Gorki-Tchekhov 1900, d’après la correspondance traduite par Jean Pérus, adaptation d’Evelyne Loew, mise en scène d’Alfredo Canavete
Gorki-Tchekhov 1900, d’après la correspondance traduite par Jean Pérus, adaptation d’Evelyne Loew, mise en scène d’Alfredo Canavete
Maxime Gorki (1868-1936) est encore un écrivain débutant, quand il apprend qu’Anton Tchekhov, déjà célèbre et qu’il admire, a beaucoup apprécié une de ses nouvelles. Il lui écrit en 1898, une lettre où il se montre très reconnaissant envers le grand dramaturge qui a seulement huit ans de plus que lui.
Il se lia d’amitié avec lui dès leur première rencontre l’année suivante à Yalta mais ils ne se connurent quelques temps seulement. Anton Tchekhov né en 1860, meurt en 1904.
Ainsi naîtra une correspondance entre ces écrivains, entre autres sur la littérature, sur le théâtre mais aussi la Russie à la veille de la révolution russe de 1905, un an après qu’Anton Tchekhov soit mort à Badenweiler en Allemagne, quatre ans avant son ami Léon Tolstoï.
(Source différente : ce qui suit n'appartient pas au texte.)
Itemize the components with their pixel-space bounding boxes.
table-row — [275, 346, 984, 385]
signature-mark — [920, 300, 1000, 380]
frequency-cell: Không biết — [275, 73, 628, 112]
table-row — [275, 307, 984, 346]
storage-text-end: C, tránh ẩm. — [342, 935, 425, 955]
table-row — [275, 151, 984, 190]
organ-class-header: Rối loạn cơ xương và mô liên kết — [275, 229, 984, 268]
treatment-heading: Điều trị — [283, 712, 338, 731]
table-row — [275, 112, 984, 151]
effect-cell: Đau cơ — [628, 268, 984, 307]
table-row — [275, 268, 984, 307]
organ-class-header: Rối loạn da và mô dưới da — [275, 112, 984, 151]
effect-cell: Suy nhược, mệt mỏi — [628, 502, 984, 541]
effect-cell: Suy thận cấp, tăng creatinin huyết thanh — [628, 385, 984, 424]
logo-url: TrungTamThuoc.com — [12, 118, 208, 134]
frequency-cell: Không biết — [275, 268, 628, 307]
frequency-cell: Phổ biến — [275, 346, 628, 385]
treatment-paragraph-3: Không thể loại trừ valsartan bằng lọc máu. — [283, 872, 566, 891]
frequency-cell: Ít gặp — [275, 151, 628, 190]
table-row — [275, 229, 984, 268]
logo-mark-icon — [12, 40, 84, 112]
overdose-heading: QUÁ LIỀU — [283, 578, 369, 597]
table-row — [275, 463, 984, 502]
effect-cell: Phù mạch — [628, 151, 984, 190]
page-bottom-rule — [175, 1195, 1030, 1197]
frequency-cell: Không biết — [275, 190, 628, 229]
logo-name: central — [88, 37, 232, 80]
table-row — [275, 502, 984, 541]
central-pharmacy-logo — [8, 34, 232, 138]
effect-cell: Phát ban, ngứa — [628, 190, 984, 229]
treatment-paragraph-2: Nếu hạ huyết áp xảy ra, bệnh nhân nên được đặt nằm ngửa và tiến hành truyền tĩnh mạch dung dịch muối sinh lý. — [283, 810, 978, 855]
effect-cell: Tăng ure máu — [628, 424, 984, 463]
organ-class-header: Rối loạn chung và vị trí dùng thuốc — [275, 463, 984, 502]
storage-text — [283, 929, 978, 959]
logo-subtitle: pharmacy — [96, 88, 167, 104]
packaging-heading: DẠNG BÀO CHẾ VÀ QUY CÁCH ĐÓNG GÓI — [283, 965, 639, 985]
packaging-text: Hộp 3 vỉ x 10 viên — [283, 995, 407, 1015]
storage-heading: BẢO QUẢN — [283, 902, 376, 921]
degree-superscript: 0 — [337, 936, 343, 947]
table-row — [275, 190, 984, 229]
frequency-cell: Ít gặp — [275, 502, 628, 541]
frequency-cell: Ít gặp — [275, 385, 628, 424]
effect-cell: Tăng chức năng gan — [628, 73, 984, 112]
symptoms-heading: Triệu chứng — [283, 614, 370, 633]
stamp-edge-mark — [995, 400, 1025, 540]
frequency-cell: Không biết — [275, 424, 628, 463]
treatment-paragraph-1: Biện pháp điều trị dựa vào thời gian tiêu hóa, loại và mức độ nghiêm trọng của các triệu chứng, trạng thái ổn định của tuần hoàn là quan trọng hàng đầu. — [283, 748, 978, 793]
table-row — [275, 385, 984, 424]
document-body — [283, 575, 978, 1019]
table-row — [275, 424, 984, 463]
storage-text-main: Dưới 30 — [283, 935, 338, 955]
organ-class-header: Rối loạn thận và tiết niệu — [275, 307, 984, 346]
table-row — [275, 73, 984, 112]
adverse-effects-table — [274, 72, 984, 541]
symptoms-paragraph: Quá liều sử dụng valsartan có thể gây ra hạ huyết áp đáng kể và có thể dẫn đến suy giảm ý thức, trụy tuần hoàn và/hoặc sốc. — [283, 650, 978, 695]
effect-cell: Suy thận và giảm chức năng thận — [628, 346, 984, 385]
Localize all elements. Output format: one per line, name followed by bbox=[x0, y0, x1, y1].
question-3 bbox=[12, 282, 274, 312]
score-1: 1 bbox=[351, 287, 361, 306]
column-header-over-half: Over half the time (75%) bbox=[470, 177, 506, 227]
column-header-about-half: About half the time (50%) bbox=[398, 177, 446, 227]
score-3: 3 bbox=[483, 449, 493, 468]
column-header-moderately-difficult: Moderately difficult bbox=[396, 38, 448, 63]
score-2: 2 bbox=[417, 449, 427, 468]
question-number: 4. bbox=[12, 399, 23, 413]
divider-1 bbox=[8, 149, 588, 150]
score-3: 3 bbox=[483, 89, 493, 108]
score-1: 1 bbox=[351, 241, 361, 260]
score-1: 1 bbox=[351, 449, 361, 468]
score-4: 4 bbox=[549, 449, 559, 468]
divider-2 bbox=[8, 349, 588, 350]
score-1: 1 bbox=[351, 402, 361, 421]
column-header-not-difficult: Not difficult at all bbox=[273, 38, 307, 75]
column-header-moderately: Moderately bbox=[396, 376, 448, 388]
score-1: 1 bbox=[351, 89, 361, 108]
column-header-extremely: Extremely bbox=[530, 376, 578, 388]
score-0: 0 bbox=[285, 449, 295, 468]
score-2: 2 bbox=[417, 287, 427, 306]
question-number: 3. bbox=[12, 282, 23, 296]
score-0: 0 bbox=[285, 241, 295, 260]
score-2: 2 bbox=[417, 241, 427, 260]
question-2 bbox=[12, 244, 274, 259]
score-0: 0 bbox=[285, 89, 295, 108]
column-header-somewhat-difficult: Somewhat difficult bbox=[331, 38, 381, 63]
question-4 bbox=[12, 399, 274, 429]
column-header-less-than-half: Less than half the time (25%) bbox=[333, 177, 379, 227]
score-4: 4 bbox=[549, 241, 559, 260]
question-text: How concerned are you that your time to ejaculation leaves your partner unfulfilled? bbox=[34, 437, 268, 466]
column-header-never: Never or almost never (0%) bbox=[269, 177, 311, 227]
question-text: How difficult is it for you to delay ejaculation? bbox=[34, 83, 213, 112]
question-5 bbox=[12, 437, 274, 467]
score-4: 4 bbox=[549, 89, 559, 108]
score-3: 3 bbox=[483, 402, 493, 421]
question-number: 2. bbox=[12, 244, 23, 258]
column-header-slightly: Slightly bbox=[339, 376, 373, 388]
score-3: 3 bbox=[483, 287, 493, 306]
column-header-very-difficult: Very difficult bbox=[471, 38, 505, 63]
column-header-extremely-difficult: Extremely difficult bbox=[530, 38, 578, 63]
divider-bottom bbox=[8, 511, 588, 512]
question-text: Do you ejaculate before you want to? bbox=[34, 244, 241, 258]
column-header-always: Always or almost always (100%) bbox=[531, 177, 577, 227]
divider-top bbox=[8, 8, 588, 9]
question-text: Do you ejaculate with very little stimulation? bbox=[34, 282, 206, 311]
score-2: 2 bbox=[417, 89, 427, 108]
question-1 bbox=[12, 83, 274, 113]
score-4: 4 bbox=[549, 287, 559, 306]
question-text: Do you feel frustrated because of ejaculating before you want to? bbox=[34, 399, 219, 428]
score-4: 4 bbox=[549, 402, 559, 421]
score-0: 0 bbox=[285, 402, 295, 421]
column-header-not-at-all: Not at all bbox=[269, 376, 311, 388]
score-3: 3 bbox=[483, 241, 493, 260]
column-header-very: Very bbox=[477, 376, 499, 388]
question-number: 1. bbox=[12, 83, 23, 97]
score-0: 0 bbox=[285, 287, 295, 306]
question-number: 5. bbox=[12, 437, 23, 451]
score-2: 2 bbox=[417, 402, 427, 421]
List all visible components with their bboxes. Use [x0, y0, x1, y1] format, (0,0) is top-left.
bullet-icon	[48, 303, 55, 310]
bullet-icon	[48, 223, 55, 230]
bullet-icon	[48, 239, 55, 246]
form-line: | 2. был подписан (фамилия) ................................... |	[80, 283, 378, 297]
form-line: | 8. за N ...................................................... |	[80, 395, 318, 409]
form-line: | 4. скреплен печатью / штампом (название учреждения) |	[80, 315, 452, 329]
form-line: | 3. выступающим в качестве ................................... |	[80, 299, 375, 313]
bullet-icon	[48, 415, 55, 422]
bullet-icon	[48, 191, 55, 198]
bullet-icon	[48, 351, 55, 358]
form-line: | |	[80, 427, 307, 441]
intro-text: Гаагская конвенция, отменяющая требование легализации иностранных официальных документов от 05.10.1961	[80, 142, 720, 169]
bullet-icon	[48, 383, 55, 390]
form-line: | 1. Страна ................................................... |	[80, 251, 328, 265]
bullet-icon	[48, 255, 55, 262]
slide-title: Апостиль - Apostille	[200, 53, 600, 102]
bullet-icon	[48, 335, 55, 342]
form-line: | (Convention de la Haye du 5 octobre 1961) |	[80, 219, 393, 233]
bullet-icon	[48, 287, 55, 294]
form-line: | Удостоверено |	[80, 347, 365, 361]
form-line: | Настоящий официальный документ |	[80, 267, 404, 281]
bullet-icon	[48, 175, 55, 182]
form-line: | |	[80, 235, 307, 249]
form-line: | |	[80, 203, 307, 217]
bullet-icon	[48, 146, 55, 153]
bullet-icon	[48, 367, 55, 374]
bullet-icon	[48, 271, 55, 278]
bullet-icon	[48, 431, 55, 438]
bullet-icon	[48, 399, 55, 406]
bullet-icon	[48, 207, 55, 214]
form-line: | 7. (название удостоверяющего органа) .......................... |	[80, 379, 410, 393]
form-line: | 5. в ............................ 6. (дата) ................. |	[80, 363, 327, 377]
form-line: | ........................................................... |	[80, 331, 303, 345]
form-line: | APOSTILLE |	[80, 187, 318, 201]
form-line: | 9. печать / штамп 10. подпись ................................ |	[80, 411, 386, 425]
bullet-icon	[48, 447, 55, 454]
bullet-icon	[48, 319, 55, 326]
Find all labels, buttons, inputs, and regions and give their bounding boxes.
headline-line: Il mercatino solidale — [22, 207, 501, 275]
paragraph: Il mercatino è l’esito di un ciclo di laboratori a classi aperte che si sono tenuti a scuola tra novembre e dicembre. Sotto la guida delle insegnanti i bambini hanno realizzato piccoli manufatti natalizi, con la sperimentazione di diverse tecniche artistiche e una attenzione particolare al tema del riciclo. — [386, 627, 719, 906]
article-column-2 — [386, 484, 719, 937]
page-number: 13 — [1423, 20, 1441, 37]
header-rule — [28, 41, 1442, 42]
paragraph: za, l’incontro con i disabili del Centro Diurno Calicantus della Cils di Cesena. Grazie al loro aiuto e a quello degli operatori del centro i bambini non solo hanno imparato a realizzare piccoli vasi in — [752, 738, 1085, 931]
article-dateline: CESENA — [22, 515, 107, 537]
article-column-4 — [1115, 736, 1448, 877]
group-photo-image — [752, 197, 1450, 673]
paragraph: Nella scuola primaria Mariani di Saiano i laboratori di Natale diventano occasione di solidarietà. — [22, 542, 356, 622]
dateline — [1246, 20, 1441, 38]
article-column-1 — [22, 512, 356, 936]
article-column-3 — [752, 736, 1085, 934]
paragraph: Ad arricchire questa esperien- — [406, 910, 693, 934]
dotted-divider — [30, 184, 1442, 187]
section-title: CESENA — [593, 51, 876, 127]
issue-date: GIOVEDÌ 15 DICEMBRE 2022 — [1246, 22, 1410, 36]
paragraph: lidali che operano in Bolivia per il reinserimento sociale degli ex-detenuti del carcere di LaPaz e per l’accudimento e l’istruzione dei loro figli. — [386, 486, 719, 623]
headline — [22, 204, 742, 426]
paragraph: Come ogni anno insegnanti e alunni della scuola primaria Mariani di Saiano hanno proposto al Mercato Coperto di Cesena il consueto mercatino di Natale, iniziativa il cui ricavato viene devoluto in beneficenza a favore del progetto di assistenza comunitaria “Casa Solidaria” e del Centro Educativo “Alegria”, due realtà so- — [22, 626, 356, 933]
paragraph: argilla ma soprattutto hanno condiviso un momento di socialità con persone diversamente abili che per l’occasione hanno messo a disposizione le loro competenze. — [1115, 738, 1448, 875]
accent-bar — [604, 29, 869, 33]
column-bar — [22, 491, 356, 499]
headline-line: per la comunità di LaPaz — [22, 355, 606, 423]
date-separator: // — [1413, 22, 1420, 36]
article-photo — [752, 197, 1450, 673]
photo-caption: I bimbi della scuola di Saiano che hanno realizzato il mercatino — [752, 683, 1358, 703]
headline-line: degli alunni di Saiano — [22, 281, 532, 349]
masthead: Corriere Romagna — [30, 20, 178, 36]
Son cercueil reviendra à Moscou dans un wagon où était inscrit : transport d’huîtres… Mais cela choqua Maxime Gorki qui dit ici à la fin : « A ce souvenir, mon cœur se serre, je suis prêt à me battre, à sangloter, à hurler d’indignation et de fureur ! Cet enterrement, c’était l’affreux sourire de la vulgarité triomphante devant son ennemi épuisé ! Jamais je ne pardonnerai à la société russe, ce wagon avec son inscription :« Transport d’huîtres » ! Pourtant les images filmées même un peu floues qui en restent sont très émouvantes et des centaines de gens étaient là, puis assistèrent à son enterrement.